Шел и думал. Что же такое получается? У одних душа есть, а у других ее нет?! Кем же ты становишься без души-то? Упырем, вурдалаком? Да и можно ли сказать, как душа-то точно выглядит? И главное, что она из себя представляет? И вообще, что это за мир такой, в котором у кого-то она есть, а у иного ее нет? Что это за мир, где существует красная воронка на серой равнине одиночества? Стало страшно: а вдруг и он потерял свою душу, вдруг ее украли, и он лишь марионетка чьей-то прихоти, тень, считающая себя хозяином? Но одно он понимал совершенно точно: если не освободить Калинов мост, и такому миру придет конец.
Паренек перескакивал с одного камня на другой – после землетряса улицы превратились в трудно проходимый лабиринт с ямами и глубокими трещинами. Пролезал через каркасы домов – у многих кладка не выдержала, обнажив внутренности. Смотрел на покосившихся Идолов – Многоликие продолжали хранить молчание.

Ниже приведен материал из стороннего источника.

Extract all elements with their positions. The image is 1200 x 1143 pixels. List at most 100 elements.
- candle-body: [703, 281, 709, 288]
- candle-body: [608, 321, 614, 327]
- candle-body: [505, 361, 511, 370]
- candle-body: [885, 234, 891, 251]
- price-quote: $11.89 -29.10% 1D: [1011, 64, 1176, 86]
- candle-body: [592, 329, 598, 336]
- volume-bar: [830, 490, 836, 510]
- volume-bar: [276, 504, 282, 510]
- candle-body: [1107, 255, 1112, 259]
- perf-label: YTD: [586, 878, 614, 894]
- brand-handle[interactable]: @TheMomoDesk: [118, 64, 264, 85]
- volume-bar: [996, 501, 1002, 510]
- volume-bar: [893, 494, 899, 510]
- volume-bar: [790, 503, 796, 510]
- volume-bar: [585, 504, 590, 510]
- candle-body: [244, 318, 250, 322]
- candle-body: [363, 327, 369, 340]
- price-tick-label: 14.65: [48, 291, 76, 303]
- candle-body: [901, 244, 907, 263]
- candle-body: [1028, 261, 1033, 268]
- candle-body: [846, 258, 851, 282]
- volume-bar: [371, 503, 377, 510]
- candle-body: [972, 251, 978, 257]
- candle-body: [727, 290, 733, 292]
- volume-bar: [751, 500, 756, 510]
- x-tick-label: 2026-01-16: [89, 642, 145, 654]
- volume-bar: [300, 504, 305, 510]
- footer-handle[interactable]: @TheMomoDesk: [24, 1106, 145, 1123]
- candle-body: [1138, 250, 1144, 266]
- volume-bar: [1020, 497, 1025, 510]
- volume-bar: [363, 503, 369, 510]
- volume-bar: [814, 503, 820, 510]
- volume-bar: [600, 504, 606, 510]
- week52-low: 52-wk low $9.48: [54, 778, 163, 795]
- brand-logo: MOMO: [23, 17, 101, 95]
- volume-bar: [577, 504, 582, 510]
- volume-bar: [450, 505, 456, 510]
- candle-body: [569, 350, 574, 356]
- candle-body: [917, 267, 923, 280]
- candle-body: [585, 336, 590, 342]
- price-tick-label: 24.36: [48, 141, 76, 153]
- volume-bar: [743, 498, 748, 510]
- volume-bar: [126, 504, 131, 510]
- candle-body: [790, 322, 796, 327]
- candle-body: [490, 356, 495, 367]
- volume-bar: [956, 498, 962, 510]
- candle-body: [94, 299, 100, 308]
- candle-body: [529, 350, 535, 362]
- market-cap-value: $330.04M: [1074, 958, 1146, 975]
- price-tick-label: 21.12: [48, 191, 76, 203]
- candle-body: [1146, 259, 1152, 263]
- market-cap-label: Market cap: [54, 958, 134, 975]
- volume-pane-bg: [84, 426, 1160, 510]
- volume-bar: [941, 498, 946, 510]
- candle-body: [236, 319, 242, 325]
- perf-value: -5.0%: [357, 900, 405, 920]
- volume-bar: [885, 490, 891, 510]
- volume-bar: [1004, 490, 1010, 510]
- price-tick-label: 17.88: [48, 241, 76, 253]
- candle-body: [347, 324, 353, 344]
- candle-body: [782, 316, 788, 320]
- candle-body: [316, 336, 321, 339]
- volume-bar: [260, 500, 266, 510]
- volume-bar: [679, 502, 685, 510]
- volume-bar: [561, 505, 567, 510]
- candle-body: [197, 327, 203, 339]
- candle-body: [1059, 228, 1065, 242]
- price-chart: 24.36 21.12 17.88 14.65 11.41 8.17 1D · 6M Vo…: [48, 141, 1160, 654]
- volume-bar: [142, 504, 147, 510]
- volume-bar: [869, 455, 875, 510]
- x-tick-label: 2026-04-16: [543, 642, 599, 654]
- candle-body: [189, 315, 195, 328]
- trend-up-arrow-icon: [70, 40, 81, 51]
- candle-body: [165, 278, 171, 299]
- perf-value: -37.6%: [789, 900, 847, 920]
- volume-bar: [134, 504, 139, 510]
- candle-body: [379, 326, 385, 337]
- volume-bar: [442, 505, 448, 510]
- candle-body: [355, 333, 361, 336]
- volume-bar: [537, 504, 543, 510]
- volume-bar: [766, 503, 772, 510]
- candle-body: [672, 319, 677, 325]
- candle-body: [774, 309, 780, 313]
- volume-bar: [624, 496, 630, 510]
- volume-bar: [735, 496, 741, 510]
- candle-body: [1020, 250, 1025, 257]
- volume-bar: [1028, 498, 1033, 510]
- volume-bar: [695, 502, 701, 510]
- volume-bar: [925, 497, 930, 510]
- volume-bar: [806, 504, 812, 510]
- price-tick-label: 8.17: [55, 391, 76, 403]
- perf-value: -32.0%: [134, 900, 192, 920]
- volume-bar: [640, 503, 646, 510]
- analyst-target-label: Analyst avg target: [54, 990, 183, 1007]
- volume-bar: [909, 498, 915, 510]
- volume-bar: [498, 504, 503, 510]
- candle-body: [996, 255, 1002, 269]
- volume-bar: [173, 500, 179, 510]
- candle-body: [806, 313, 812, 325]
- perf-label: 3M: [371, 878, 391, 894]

Несколько раз пришлось задержаться и оказать помощь: вытащить из расщелины пожилую женщину, вправить руку испуганному мальчишке, наложить шину на сломанную ногу молчаливого воина. Он не ждал от них благодарности, просто быстро помогал и пробирался дальше. Да они его и не волновали – то ли изморозь проникла в сердце, то ли сказывалось отсутствие домовят, то ли воспоминание о красной воронке изводило червем.
Как ни торопился, времени потерял достаточно, а когда добрался, убедился, что не зря беспокоился.
В стене был широкий проем – обрушился целый пролет. Перед ним громоздились трупы любичей, убивших любичей. Стрелы торчали из спин, тела посечены братскими мечами.
Отрок бросился к ним, перевернул одного, второго. Лица сплошь мужские, еще теплые. С трудом верилось, что они уже не дышат. Он искал подсказку. И нашел! Взгляд зацепился за знакомые клинки – они одиноко лежали в сторонке. Видел их у Любавы, когда та приходила красоваться в госпиталь у Капища. Девица не говорила с ним, но раз в день обязательно заявлялась. Сначала женщины охали, потом привыкли, а затем и вовсе стали гордиться, а то и повторять за ней. В итоге многие девушки присоединились к воинами на стенах, прибавив им с Велемудром работы.